Gala terbangun dengan mata yang setengah terbuka, setengah lagi masih terpejam. Pemuda itu tidak terbangun oleh AC yang terlalu dingin, atau pun gorden jendela yang secara ajaib terbuka—Gala tahu Ibu-lah yang masuk ke kamar dan membuka gorden jendela kamarnya sekitar pukul 10.00 pagi. Pemuda itu terbangun akibat ponselnya yang entah sejak kapan terus bergetar.

Sebelah tangan pemuda itu terulur, bersusah payah menggapai nakas yang tidak terlalu jauh dari posisi tidurnya. Mulut pemuda itu mulai meracau, kesal karena tidur yang ia rencanakan sampai pukul 1 siang terganggu sebelum alarmnya berbunyi.

Siapa sih yang pagi-pagi udah ribut? Pastinya sih, ini si Hanief!

Dengan nyawa yang masih belum terkumpul dengan sempurna, Gala membuka ponselnya dengan bantuan fingerprint. Pemuda itu langsung membuka aplikasi chat tanpa memeriksa notifikasi terlebih dahulu.

Lima detik kemudian, Gala justru terbangun sempurna, sepaket dengan netranya yang sempurna membulat. Spontan Gala menampar pipinya, mungkin saja ia masih berada di alam mimpi. Namun, terasa sakit! Tidak berhenti sampai di situ saja, Gala butuh bukti lain jika ia berada di dunia nyata.
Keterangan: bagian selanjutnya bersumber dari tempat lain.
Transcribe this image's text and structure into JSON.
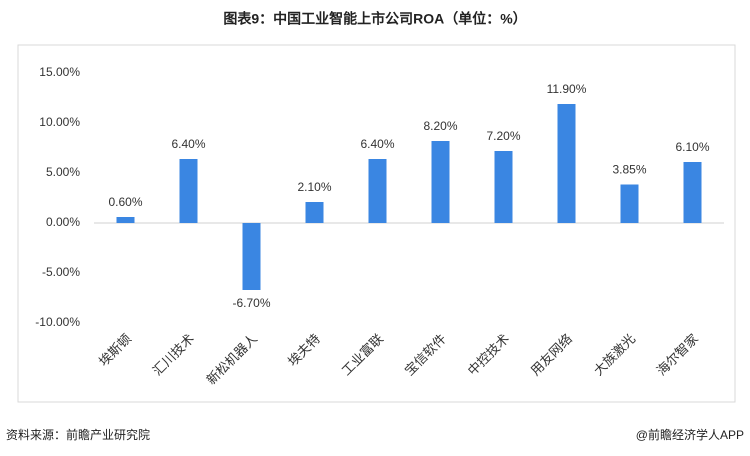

Netranya melirik pada jam yang tertera di bar notifikasi. Pukul 10.05, dia bisa mengetahui waktu dengan akurat, berarti pemuda itu sungguh tidak bermimpi.

“MAMPUS GUE!”

Gala langsung melompat dari kasur, terbirit-birit menuju kamar mandi. Secepat kilat ia membasuh muka, lalu kembali melompat menuju meja belajar. Ia langsung saja menekan tombol power pada laptop yang lupa ia lipat semalam. Lalu, ia menyambar sembarang kemeja yang tersampir di gantungan baju miliknya.

 “Anjirlah! ini ngasih kabar pertemuan kenapa dadakan banget, ya?!” rutuk Gala tidak berhenti. Selama menunggu laptopnya selesai dihidupkan, ia kembali membaca chat yang ada di grup angkatan itu.

Felicia:

| Selamat pagi temen-temen! Gimana kabarnya? Semoga semua dalam keadaan sehat, yaa

Fauzan :

| Selamat pagi kak Feli, syukur aku baik kak~

Ridho :

| Pagi kak Feli, alhamdulillah baik kaak.

Felicia :

| Aku mau ngereminder, nanti sore kita akan ada pertemuan perdana angkatan 2020 jalur SBMPTN. Pertemuan ini wajib diikuti, jadi teman-teman dimohon untuk meluangkan waktunya sore ini, ya.

Dara :

| Pagi kak Feli. Baik kak, makasih informasinya yaa, kak~

Ryan :

| Sore nanti jam berapa kak?

Felicia :                         

| Ah iya sampai lupa.

| Pukul 17.00 yaa, temen-temen. Link masuknya nanti akan dibagikan 30 menit sebelumnya~

| Makasiih Semuaa

Gala refleks menepuk dahinya sendiri keras-keras. Tidak berapa lama, pemuda itu kembali meracau. Ponsel yang tadinya digenggam, kini telah dia lempar dengan sembarang ke atas kasur, sementara itu tangan kanannya sedang mencoba mematikan paksa laptop yang masih belum sepenuhnya hidup.

“Ternyata pertemuannya sore nanti, toh!” umpat pemuda itu sekali lagi. “Kalau aja tadi gue baca chat-nya sampai akhir, gue ga perlu luntang-lantung kaya tadi!”

** **

“Halo temen-temen! Kita akan mulai lima menit lagi, ya! Buat yang udah join, silakan rename namanya dengan format 20 underscore nama. Oh iya, tolong ajakin teman-temannya yang belum join, ya.” Suara lembut itu berasal dari akun yang berlabel Moderator_Felicia. Dari layar kamera, gadis itu terlihat sersenyum sejenak sebelum akhirnya mematikan microphone.

Gala hanya mengangguk-anggukan kepala, mengamini ucapan narahubung tersebut sembari menekan beberapa tombol pada keyboard laptopnya. Sesuai instruksi, ia mulau menngubah namanya menjadi 20_Gala. Setelah selesai, dia memutuskan untuk rebahan sebentar sebelum pertemuan benar-benar dimulai.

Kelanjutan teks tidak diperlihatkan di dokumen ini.